The whole emphasis on presentation, image, spin suggests that most of the people can be fooled most of the time. It assumes that you can give people what they don't want if only you dress it up differently. It assumes that appearances are always more important than substance. Yet it continues to neglect the fact that more and more people understand these processes. We know about soundbites and make-overs, we have grown up with them, they are not hidden from us.

The myopia of those obsessed with focus groups actually suggests to me a profound misreading of public opinion. If you listen to what people say, if you attune yourself to the culture, to our various leisure activities, to our own understanding of ourselves, then what you see and hear expressed over and over again is a desire for authenticity, for something real - whether that takes the form of contact with nature through extreme sports or a hope for those in public life to be more honest. Diana was perceived above all things to have this authenticity, a quality that can never be manufactured.

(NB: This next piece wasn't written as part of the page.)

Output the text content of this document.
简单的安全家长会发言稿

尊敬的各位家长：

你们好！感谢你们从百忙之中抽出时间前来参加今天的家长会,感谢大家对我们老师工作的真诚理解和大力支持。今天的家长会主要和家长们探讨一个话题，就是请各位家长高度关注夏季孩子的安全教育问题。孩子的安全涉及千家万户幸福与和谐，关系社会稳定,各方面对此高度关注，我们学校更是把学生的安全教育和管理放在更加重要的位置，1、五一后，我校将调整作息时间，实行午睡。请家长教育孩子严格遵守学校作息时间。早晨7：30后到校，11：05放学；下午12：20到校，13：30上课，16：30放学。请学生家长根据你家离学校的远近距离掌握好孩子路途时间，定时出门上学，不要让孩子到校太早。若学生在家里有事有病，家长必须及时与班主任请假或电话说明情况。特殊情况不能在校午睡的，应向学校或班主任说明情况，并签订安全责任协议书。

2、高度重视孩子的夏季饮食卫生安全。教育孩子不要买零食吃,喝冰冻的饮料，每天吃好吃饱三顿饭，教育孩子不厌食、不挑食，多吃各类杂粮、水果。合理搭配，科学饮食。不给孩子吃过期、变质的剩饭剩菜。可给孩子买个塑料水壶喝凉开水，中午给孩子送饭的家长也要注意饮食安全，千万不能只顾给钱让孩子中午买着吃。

Now we have the horrible spectacle of the Royals being forced into spontaneity by the findings of a bloody focus group. Can they not see that while they can tamper with the edges of their castles and ignore the other polls, which say that support for them is dying out, this whole ridiculous enterprise makes a mockery of what they represent in the first place.

Either the monarchy itself believes it has a divine right to rule or it doesn't. Asking its subjects what they think of it and then changing accordingly is playing at democracy. But then playing at democracy is what these focus groups are all about. In giving a few punters a severely limited range of choices, the pretence is that their influence will be great. Yet the power of the focus group is always a version of passive, reactive, consumer power. You still end up with the same old can of beans, repackaged, redesigned, repositioned in the market.

What if we don't want to be mere consumers of the Royal image any more than we want to be loyal subjects? Don't believe what the pollsters and the pushers tell you; all this asking you what you think is really the opposite of choice, the opposite of democracy. That's why the Royals have finally seen the light and realised that focus groups rule, even though no one ever voted for them.